薬剤部
治験 Q&A 用語解説
Q&A
治験に参加することで、どのような利益、不利益がありますか?
一般に、治験に参加することで考えられる患者さんの利益としては、次のことが挙げられます。
- 従来にない、効果の優れた新薬を使用していただける可能性
- 副作用の少ない薬を使用していただける可能性
- 通常診療に加え、治験のための追加の診療や検査を受けていただける可能性
- 治療費の一部が治験実施者負担となり、患者さんの経済的負担が一部軽減される可能性
- 新薬が実用化され、多くの患者さんに使われるための過程に協力していただける可能性
一般に、治験に参加することで考えられる患者さんの不利益としては、次のことが 挙げられます。
- 治験実施前までの段階ではわからなかった、全く予想外の副作用が発生する可能性
- 通常診療と比較して、より多くの通院や検査の必要性が生じる可能性
- 期待していた通りの治療上の利益が得られない可能性
治験へ参加する場合、医療費の負担はどうなりますか?
参加された患者さんに受けていただく検査や治療には、ご病気の治療のために本来必要とされるものと、治験や研究のために特別に行うものの2種類があります。
通常診療の場合と同様に、所定のご負担を患者さんにお願いする場合が多くなっています。

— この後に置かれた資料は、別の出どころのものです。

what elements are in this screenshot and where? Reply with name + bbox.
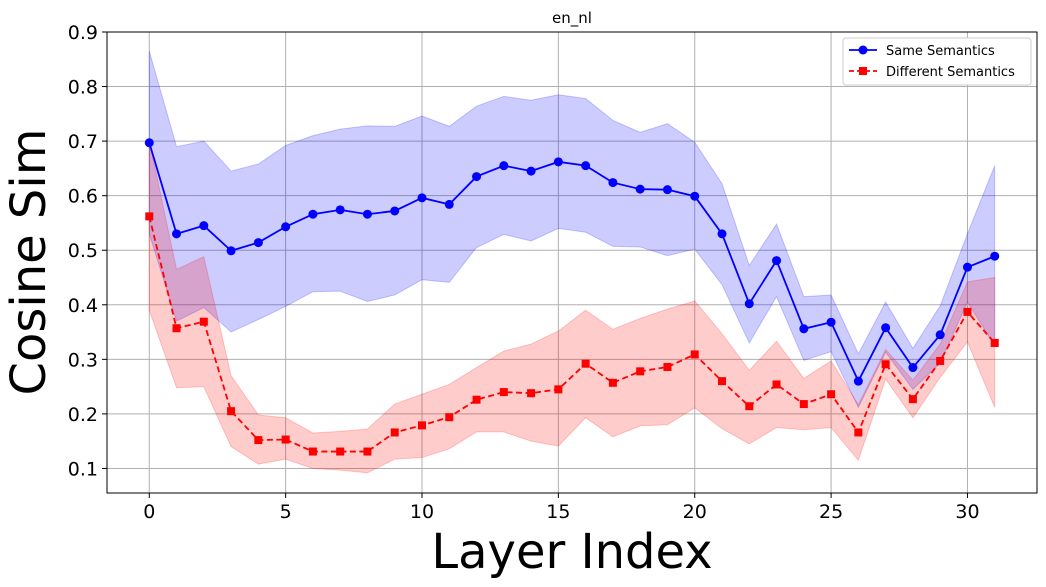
grid-lines: [107, 31, 1037, 493]
point-different: [308, 447, 317, 456]
x-tick-label: 0: [143, 501, 155, 523]
point-different: [936, 356, 945, 365]
y-tick-label: 0.8: [68, 77, 98, 99]
plot-background: [107, 32, 1037, 493]
point-same: [226, 246, 236, 256]
x-tick-label: 5: [280, 501, 292, 523]
point-same: [635, 184, 645, 194]
plot-frame: [106, 31, 1038, 494]
point-same: [881, 323, 891, 333]
point-same: [690, 191, 700, 201]
y-tick-label: 0.2: [68, 404, 98, 426]
point-different: [172, 324, 181, 333]
x-axis-ticks: 0 5 10 15 20 25 30: [143, 493, 980, 523]
point-same: [717, 229, 727, 239]
point-different: [445, 413, 454, 422]
point-different: [336, 447, 345, 456]
point-same: [499, 161, 509, 171]
point-different: [145, 212, 154, 221]
point-same: [799, 324, 809, 334]
point-same: [553, 157, 563, 167]
x-tick-label: 15: [546, 501, 570, 523]
point-same: [581, 161, 591, 171]
y-axis-label: Cosine Sim: [1, 129, 57, 396]
point-same: [172, 229, 182, 239]
point-same: [417, 193, 427, 203]
point-different: [418, 421, 426, 430]
point-same: [308, 209, 318, 219]
series-line-same: [148, 142, 996, 384]
y-tick-label: 0.1: [68, 458, 98, 480]
point-same: [608, 178, 618, 188]
point-different: [199, 317, 208, 326]
y-tick-label: 0.4: [68, 295, 98, 317]
y-tick-label: 0.3: [68, 349, 98, 371]
point-different: [908, 395, 917, 404]
point-different: [499, 388, 508, 397]
y-tick-label: 0.9: [68, 22, 98, 44]
legend-label-same-semantics: Same Semantics: [886, 44, 995, 59]
point-different: [254, 436, 263, 445]
point-different: [390, 428, 399, 437]
y-tick-label: 0.5: [68, 240, 98, 262]
point-different: [718, 377, 726, 386]
point-different: [799, 400, 808, 409]
point-different: [227, 407, 236, 416]
point-same: [253, 238, 263, 248]
x-tick-label: 20: [683, 501, 707, 523]
point-different: [690, 350, 699, 359]
legend-label-different-semantics: Different Semantics: [886, 65, 1015, 80]
legend-swatch-marker-same: [858, 45, 868, 55]
point-same: [744, 299, 754, 309]
point-different: [527, 389, 536, 398]
point-same: [990, 251, 1000, 261]
legend: Same Semantics Different Semantics: [842, 37, 1032, 86]
series-lines: [148, 142, 996, 453]
x-tick-label: 10: [410, 501, 434, 523]
point-different: [745, 402, 754, 411]
point-same: [444, 199, 454, 209]
point-different: [854, 428, 863, 437]
y-tick-label: 0.6: [68, 186, 98, 208]
x-axis-label: Layer Index: [431, 524, 712, 580]
point-different: [608, 378, 617, 387]
point-same: [826, 317, 836, 327]
point-different: [472, 395, 481, 404]
point-same: [335, 205, 345, 215]
point-different: [827, 390, 836, 399]
x-tick-label: 30: [955, 501, 979, 523]
point-different: [772, 380, 781, 389]
point-different: [281, 435, 290, 444]
chart-title: en_nl: [552, 9, 592, 28]
legend-swatch-marker-different: [859, 67, 867, 75]
point-same: [199, 221, 209, 231]
point-different: [554, 385, 563, 394]
legend-box: [842, 37, 1032, 86]
point-same: [662, 185, 672, 195]
point-same: [472, 172, 482, 182]
point-different: [663, 362, 672, 371]
point-different: [963, 307, 972, 316]
point-different: [363, 447, 372, 456]
point-different: [990, 338, 999, 347]
point-same: [390, 206, 400, 216]
point-same: [362, 209, 372, 219]
y-axis-ticks: 0.1 0.2 0.3 0.4 0.5 0.6 0.7 0.8 0.9: [68, 22, 107, 480]
point-same: [772, 256, 782, 266]
series-markers: [144, 138, 1000, 456]
x-tick-label: 25: [819, 501, 843, 523]
point-same: [526, 166, 536, 176]
point-different: [881, 360, 890, 369]
point-same: [144, 138, 154, 148]
point-same: [962, 262, 972, 272]
series-line-different: [148, 216, 996, 453]
y-tick-label: 0.7: [68, 131, 98, 153]
point-same: [908, 363, 918, 373]
point-same: [281, 222, 291, 232]
point-different: [636, 367, 645, 376]
point-same: [853, 376, 863, 386]
point-different: [581, 359, 590, 368]
point-same: [935, 330, 945, 340]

しかし、治験については依頼者が一部の費用を負担する場合もあります。
詳しくは、担当のスタッフ(医師、看護師、薬剤師、コーディネーター)へご確認ください。
他の病院にも通院していますが、大丈夫ですか?
病気の種類や症状によっては参加できないことがありますので、他の病院に通院していることを必ずお伝えください。
治験中、いつもと違う症状が出たらどうすればいいですか?
治験中に行う検査・診察で、副作用や病気の状態を確認しています。
ご自身でいつもと違う、おかしいと感じられたときにはすぐに担当医師やCRCにご連絡ください。
治験中に注意することがありますか?
治験中は受診日や検査日、また、「くすり」を使用する時間や回数、スケジュールも決められています。

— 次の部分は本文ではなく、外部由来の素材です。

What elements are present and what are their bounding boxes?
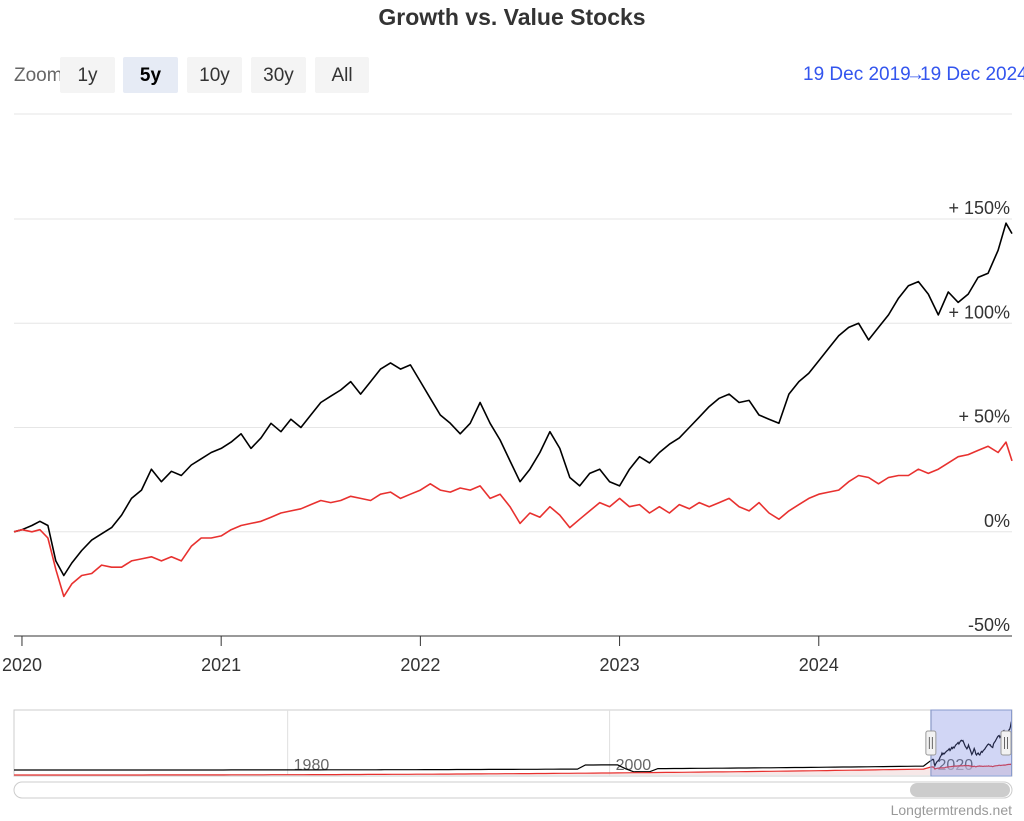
range-separator: → bbox=[906, 64, 925, 85]
zoom-button-label: All bbox=[331, 65, 352, 86]
x-tick-label: 2023 bbox=[600, 655, 640, 675]
zoom-button-All[interactable]: All bbox=[315, 57, 369, 93]
x-tick-label: 2021 bbox=[201, 655, 241, 675]
x-tick-label: 2022 bbox=[400, 655, 440, 675]
y-tick-label: + 100% bbox=[948, 302, 1010, 322]
y-tick-label: 0% bbox=[984, 511, 1010, 531]
grid-lines bbox=[14, 218, 1012, 533]
y-axis-labels: + 150% + 100% + 50% 0% -50% bbox=[948, 198, 1010, 635]
navigator-selection[interactable] bbox=[930, 709, 1013, 777]
zoom-label: Zoom bbox=[14, 65, 63, 86]
navigator-handle-right[interactable] bbox=[1000, 730, 1012, 756]
range-selector: Zoom 1y 5y 10y 30y All bbox=[14, 57, 369, 93]
x-tick-label: 2024 bbox=[799, 655, 839, 675]
zoom-button-10y[interactable]: 10y bbox=[187, 57, 242, 93]
zoom-buttons: 1y 5y 10y 30y All bbox=[60, 57, 369, 93]
zoom-button-label: 30y bbox=[263, 65, 294, 86]
range-from[interactable]: 19 Dec 2019 bbox=[803, 64, 911, 85]
x-tick-label: 2020 bbox=[2, 655, 42, 675]
zoom-button-1y[interactable]: 1y bbox=[60, 57, 115, 93]
zoom-button-5y[interactable]: 5y bbox=[123, 57, 178, 93]
navigator-label: 1980 bbox=[294, 757, 330, 774]
range-to[interactable]: 19 Dec 2024 bbox=[920, 64, 1024, 85]
y-tick-label: + 150% bbox=[948, 198, 1010, 218]
zoom-button-label: 10y bbox=[199, 65, 230, 86]
navigator-label: 2000 bbox=[616, 757, 652, 774]
navigator-growth-line bbox=[14, 721, 1013, 773]
navigator-value-line bbox=[14, 763, 1012, 776]
x-axis-ticks: 2020 2021 2022 2023 2024 bbox=[2, 636, 839, 675]
navigator-handle-left[interactable] bbox=[925, 730, 937, 756]
zoom-button-label: 5y bbox=[140, 65, 162, 86]
scrollbar-track[interactable] bbox=[13, 781, 1013, 799]
credit-label[interactable]: Longtermtrends.net bbox=[891, 802, 1013, 818]
scrollbar[interactable] bbox=[13, 781, 1013, 799]
navigator-area bbox=[14, 764, 1012, 775]
zoom-button-label: 1y bbox=[77, 65, 98, 86]
y-tick-label: -50% bbox=[968, 615, 1010, 635]
y-tick-label: + 50% bbox=[958, 407, 1010, 427]
series-group bbox=[13, 222, 1013, 598]
zoom-button-30y[interactable]: 30y bbox=[251, 57, 306, 93]
chart-title: Growth vs. Value Stocks bbox=[378, 4, 645, 30]
series-value-line[interactable] bbox=[13, 441, 1013, 598]
navigator[interactable]: 1980 2000 2020 bbox=[13, 709, 1013, 777]
scrollbar-thumb[interactable] bbox=[910, 783, 1010, 797]
navigator-frame bbox=[13, 709, 1013, 777]
date-range: 19 Dec 2019 → 19 Dec 2024 bbox=[803, 64, 1024, 85]
series-growth-line[interactable] bbox=[13, 222, 1013, 577]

服薬日日誌などの記録をつけていただくこともあります。
また、治験の目的や病気の種類によっては、食事・運動などに注意が必要になる場合があります。
治験を途中でやめることができますか?
本人の意思でいつでも中止することができます。
途中でやめたいと思ったときはお知らせください。
用語解説
インフォームド・コンセント
患者さんにご協力をお願いしたい臨床研究について、その目的や実施内容、予測される患者さんへの利益と不利益などの重要事項を説明し、すべての質問にお答えした後に、患者さんご本人がよく理解し納得された上で、ご自身の自由な意思に基づいて研究参加に同意していただくことをいいます。
同意書
治験に参加してもらうにあたり、必ず自由な意思に基づいた患者さんのサインをいただくことが義務づけられています。
同意撤回の自由
患者さんが臨床研究への参加に一度同意された後でも、何らかの事情で参加を取りやめたい場合には、試験開始の前か後かを問わず、また患者さん本人に何らかの不利益もなく、いつでも同意を撤回して研究への参加を中止できる、という意味です。
プラセボ
「プラセボ」とは、見かけや重さ、包装などが新薬候補と全く同じですが、薬としての成分を含まないものをいいます。有効な治療法がまだ存在しない病気に対する、新薬候補の治療効果と副作用を確かめる臨床試験で比較対象として用います。
無作為割り付け
臨床試験は病気を予防・診断・治療する複数の方法について、その優劣を比較することを目的として行われます。
「無作為割り付け」とは、それらのどの方法を経験していただくかを決める手段として、担当医や患者さんの判断ではなく、公正中立な第3者による、特定の意図によらない無作為な方法によって決めることをいいます。
この方法は、科学性を保ち、研究の成果を広く一般の医療に生かすことのできる正しい医学的知識につなげるために、とても大切な方法です。
医薬品の臨床試験の実施基準(GCP:Good Clinical Practice)
治験がより科学的に、より倫理的に行われるための基準で、すべての治験がこの基準に沿って行われているかどうか、厳しくチェックされます。試験に参加する患者さんの人権、安全性ならびにプライバシーと秘密の保全が最も重要で、最大の配慮がなされなければいけないと規定されています。
臨床研究コーディネーター(CRC:Clinical Research Coordinator)
円滑に治験が行われるよう、患者さん、医師、製薬会社の間に立って調整し、医学的判断を伴わない各種業務全般に携わります。また、患者さんのスケジュール管理やケア、相談など、患者さんが安心して治験を受けるための対応をしています。